Since we want to approach $f$ through Fourier cosine series, we have to expand it in an even way on
$(-L,L)$.
Thus, we define:
$g(x)=\begin{cases} -x,& -L <x<0 \\\\ x, &0<x<L \end{cases} $
Since $g(x)$ is even on $(-L,L)\implies b_k=0,\, \forall k\ge 0$.

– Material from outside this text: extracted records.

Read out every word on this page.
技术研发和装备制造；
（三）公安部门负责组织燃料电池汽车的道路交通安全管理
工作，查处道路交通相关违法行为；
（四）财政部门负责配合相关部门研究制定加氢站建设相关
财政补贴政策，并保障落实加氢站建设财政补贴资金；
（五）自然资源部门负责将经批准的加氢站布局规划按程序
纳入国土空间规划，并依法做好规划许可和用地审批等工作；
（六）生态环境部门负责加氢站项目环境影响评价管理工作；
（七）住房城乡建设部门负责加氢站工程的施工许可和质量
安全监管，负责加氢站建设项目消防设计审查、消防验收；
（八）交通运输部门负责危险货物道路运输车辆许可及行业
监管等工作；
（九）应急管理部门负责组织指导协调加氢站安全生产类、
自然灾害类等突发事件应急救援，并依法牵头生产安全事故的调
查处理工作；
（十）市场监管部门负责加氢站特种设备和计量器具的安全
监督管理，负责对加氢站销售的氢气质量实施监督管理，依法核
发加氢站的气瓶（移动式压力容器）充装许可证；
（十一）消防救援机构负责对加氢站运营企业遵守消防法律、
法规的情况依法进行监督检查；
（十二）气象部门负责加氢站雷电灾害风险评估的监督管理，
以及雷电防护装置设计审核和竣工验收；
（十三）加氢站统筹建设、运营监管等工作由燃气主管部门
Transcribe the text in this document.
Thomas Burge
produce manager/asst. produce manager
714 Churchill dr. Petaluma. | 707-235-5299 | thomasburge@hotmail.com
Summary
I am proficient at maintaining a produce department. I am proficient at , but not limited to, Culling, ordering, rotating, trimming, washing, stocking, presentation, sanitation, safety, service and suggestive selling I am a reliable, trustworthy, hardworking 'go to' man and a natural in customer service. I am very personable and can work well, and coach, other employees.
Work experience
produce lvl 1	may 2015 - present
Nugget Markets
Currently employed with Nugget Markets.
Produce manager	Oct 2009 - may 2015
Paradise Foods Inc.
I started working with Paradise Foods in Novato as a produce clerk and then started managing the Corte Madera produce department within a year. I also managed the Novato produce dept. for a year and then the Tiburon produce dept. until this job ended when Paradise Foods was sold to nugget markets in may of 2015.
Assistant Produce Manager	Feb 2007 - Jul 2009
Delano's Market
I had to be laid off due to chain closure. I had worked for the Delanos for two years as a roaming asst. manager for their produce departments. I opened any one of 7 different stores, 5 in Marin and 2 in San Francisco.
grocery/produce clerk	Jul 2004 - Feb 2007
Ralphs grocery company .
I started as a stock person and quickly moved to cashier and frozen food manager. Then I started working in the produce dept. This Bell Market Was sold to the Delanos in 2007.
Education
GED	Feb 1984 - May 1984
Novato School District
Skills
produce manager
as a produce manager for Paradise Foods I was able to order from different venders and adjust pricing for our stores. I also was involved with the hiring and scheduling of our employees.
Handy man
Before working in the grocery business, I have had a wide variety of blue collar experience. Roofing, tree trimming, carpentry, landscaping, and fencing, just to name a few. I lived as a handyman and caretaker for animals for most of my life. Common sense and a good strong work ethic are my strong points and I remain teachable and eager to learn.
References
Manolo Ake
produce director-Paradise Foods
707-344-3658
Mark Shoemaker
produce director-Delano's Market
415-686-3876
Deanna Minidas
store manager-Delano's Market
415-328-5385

$a_0=\displaystyle \dfrac 1 {2L}\cdot \int_{-L}^Lg(x)\,dx =\frac 1 L \cdot \int_0^L x\, dx=\frac L 2 $
$a_k\begin{array}[t]{l}=\displaystyle \dfrac 2 {2L}\cdot \int_{-L}^Lg(x)\cdot \cos\left(\frac {2k \pi x}{2L}\right)\,dx =\frac 1 L \cdot \int_{-L}^L g(x)\cdot\cos \left(\dfrac {k \pi x} {L}\right)\, dx\\\\=\displaystyle\frac 2 L \cdot \int_0^L g(x)\cdot \cos\left(\dfrac {k \pi x} {L}\right)\, dx=\frac 2 L \cdot \int_0^L x\cdot \cos\left(\dfrac {k \pi x} {L}\right)\, dx \\\\
=\displaystyle \frac{ 2\bigg(-1+(-1)^k\bigg)L}{k^2\pi^2} =\begin{cases}\dfrac{-4L}{k^2\pi^2}, & k: \text{ odd integer} \\\\ 0, & k: \text{ even integer} \end{cases} \end{array} $
So, the Fourier cosine series of $g$ on $(-L,L)$ is:
$$a_0+\sum_{k=1}^{\infty} a_k \cdot \cos\left(\dfrac {k \pi x} {L}\right)$$
$$\dfrac L 2 - \dfrac {4L} {\pi^2}\sum_{k=1,3,5\ldots}^{\infty} \frac 1 {k^2} \cdot \cos\left(\frac {k \pi x}{L}\right) $$
If you restrict $g$ on $(0,L)$ then you have the Fourier cosine series of $f$.